Three years ago, the government of Zimbabwe decided to decriminaliseartisanal gold mining. The move, which has severe effects on the environment, sought to help the country to earn more from exports. So far all indications are that this move, which was also informed by political considerations, is bearing fruit as this year Zimbabwe is expecting to produce more than 30 tonnes of gold, a surge from a record low of less than three tonnes that the country was producing a few years ago.
In the past when gold mining by individuals was illegal, fear of arrest and the resultant mandatory minimum jail terms of five years scared away many citizens from any gold mining activities. The decriminalisation and the government support for the sub-sector – where rags-to-riches tales are common – has attracted the country’s majority unemployed youths in a country where poverty levels are very high, leading to nasty fights.
On August 29 this year, Ngoni Tinarwo (40) was attacked by gang that he alleges was sent by his opponents near his home in Old Mbizo suburb. He fought off his attackers until he managed to reach safety, but not before the machetes had inflicted severe injuries on his knee, back and shoulder. Two days later, his attackers daringly went into Kwekwe General Hospital where he had been admitted to finish him off. Thankfully, the hospital staff, who are now used to such cases, had acted quickly by transferring him to a hospital in another city. Right now as he is recovering and adjusting to a new life with disability, he literally walks with his back firmly to the wall and sleeps with one eye wide open. He knows that the people who have tried to kill him outside his home and in hospital can come for him anytime.
Ngoni’s fear partially explains why about a dozen other victims and a few relatives of those killed in the violence that were approached by TRT Worldrefused to share their stories. The other explanation given by those inside the industry is that those who eventually fall victim to the machete attacks would have also committed similar offences before so they fear drawing unwanted attention to themselves.
Kwekwe Central constituency legislator, Masango Matambanadzo, says so intense is the violence when the miners stampede over shafts discovered to have rich gold ore that between three and five people are killed daily in these machete attacks.
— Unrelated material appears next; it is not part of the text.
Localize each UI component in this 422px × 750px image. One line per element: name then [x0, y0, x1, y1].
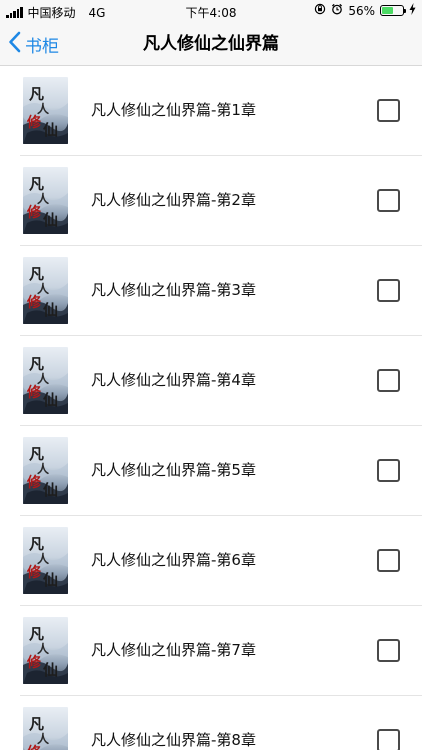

“It is real and it is worrying. It is something that has to be stopped otherwise what culture are we passing on to the next generation?” Matambanadzo said in an interview.
Also worried are traditional leaders in the areas where the killings regularly take place.
“It (violence) worries us as traditional leaders when people kill each other like chickens everyday as if we are in a war situation,” said Chief Ngungumbane of Mberengwa area of the Midlands province, one of the many areas affected by the machete attacks. He blamed the violence on the influx of people from other areas in search of the precious metal.
Gold and other precious minerals are found in abundance along the Great Dykebelt that runs in the centre of the country in a north-south direction and the biggest part of this belt is in the Midlands province where Kwekwe is situated.
Even the army has voiced concern over the machete attacks that it says are now a serious threat to peace and stability in the country.
Police always say they do their best to arrest all criminal elements, but once the cases gets into judiciary system, the suspects are either discharged on technicalities or set free on bail something that results in the impression that nothing is being done about these cases.